Wall Street’s main stock indexes surged to new record highs on Monday after drug companies Pfizer and BioNTech said their experimental COVID-19 vaccine was more than 90 percent effective and President-elect Joe Biden over the weekend passed the 270 electoral vote threshold needed to win the White House.
The Dow Jones Industrial Average soared 1,600 points to a record high during the opening minutes of trading on Wall Street. Shortly after noon in New York, the 30 share index was more than 1200 pionts or 4.27 percent at 29,531.75.
The S 500 – a gauge for the health of US retirement and college savings reports – also hit a new record and was trading up 2.62 percent around noon on Wall Street. The tech-heavy Nasdaq Composite Index was up 3.9 percent.
Hopes for a health solution breakthrough in the COVID-19 pandemic kicked into overdrive on Monday after Pfizer and its German partner BioNTech became the first drugmakers to release successful findings from a large-scale clinical trial of an experimental coronavirus vaccine.
“Today is a great day for science and humanity,” Albert Bourla, Pfizer’s chairman and chief executive said in a statement posted on the drug giant’s website. “With today’s news, we are a significant step closer to providing people around the world with a much-needed breakthrough to help bring an end to this global health crisis.”
Shares of Pfizer were up 9.56 percent in early afternoon trading.
The office of President-elect Biden on Monday called the Pfizer, BioNTech vaccine trial findings “excellent news” but managed the country’s expectations, saying that even if the vaccine is approved by late November, “it will be many more months before there is widespread vaccination in this country”.
President Donald Trump took to Twitter to call the Pfizer vaccine announcement “GREAT NEWS” and tout the strength of the stock market.
Trump has not conceded the election and he and his allies continue to push unfounded claims of voting fraud while vowing to keep challenging results in several states.
That did not stop Wall Street analysts from releasing forecasts over the weekend of what a Biden presidency combined with a Senate in which Republicans retain control would mean for a new round of virus relief aid from Congress for struggling businesses and the unemployed.
Economists at Goldman Sachs led by Jan Hatzius expect a slimmed-down $1 trillion stimulus package potentially enacted before Biden’s inauguration on January 20.
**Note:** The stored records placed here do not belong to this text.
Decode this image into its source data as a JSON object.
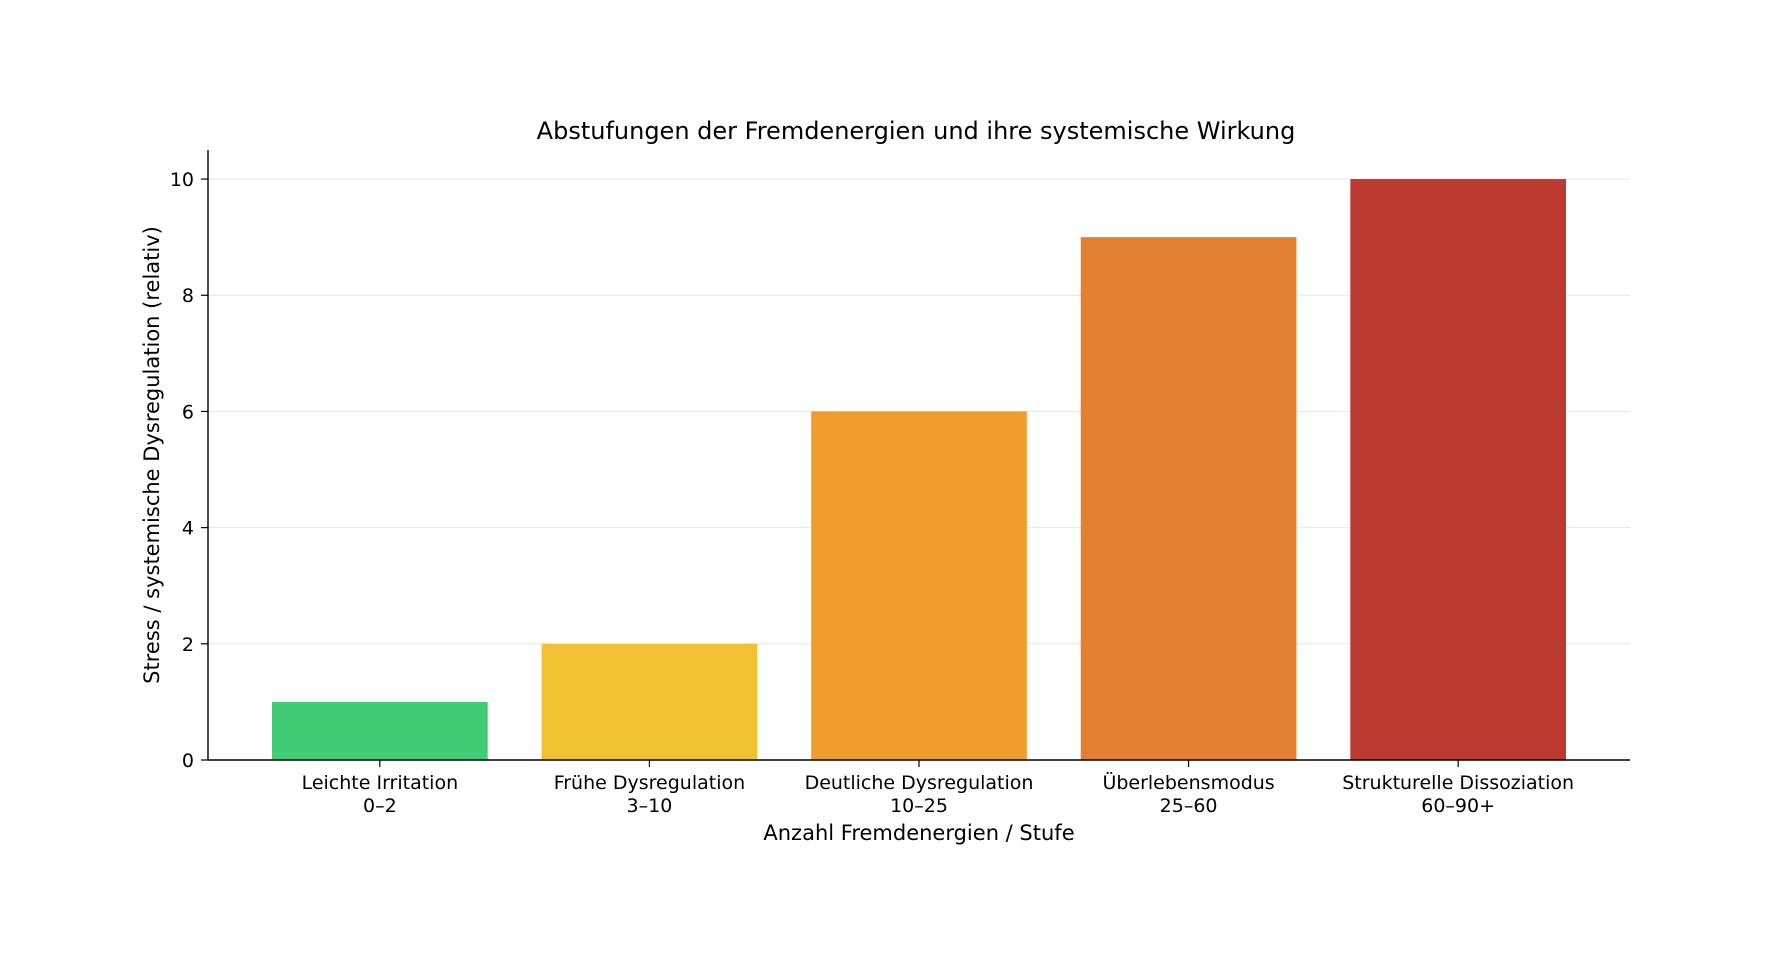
{
  "chart_data": {
    "type": "bar",
    "title": "Abstufungen der Fremdenergien und ihre systemische Wirkung",
    "xlabel": "Anzahl Fremdenergien / Stufe",
    "ylabel": "Stress / systemische Dysregulation (relativ)",
    "categories": [
      {
        "name": "Leichte Irritation",
        "range": "0–2"
      },
      {
        "name": "Frühe Dysregulation",
        "range": "3–10"
      },
      {
        "name": "Deutliche Dysregulation",
        "range": "10–25"
      },
      {
        "name": "Überlebensmodus",
        "range": "25–60"
      },
      {
        "name": "Strukturelle Dissoziation",
        "range": "60–90+"
      }
    ],
    "values": [
      1,
      2,
      6,
      9,
      10
    ],
    "colors": [
      "#43cc76",
      "#f0c231",
      "#f09c2e",
      "#e27f31",
      "#bb3b31"
    ],
    "ylim": [
      0,
      10.5
    ],
    "yticks": [
      0,
      2,
      4,
      6,
      8,
      10
    ],
    "grid": "horizontal",
    "legend": "none"
  }
}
Chief US economist Gregory Daco at Oxford Economics is also forecasting a $1 trillion stimulus “passed around year-end”.

Both Goldman and Oxford Economics stressed in their notes during the weekend that the trajectory of the COVID-19 pandemic and the quest for a vaccine continues to play a pivotal role in the economic outlook.
“Assuming the FDA approves at least one vaccine by January and mass immunization of the general population starts shortly thereafter, as we expect, growth should pick up sharply in Q2,” Goldman Sachs analysts said.
While surging COVID-19 infections in the US and Europe are expected to weigh on the economic recovery in the fourth quarter, renewed hopes for a vaccine saw companies stifled by the pandemic’s lockdowns and travel bans gain handsomely at the open of trading in New York.
Shares of Boeing were up more than 13 percent in early afternoon trading. Shares of cruise operator Carnival PLC were up more than 34 percent, while shares of cinema operator AMC Entertainment were up more than 58 percent.
On the flip side, big tech and other companies that have profited handsomely from COVID shifts in consumer and work habits saw some of the wind taken out of their sales.
Shares of Netflix were down more than 5 percent, Amazon shares were down more than 3 percent, while Clorox shares were down more than 7 percent.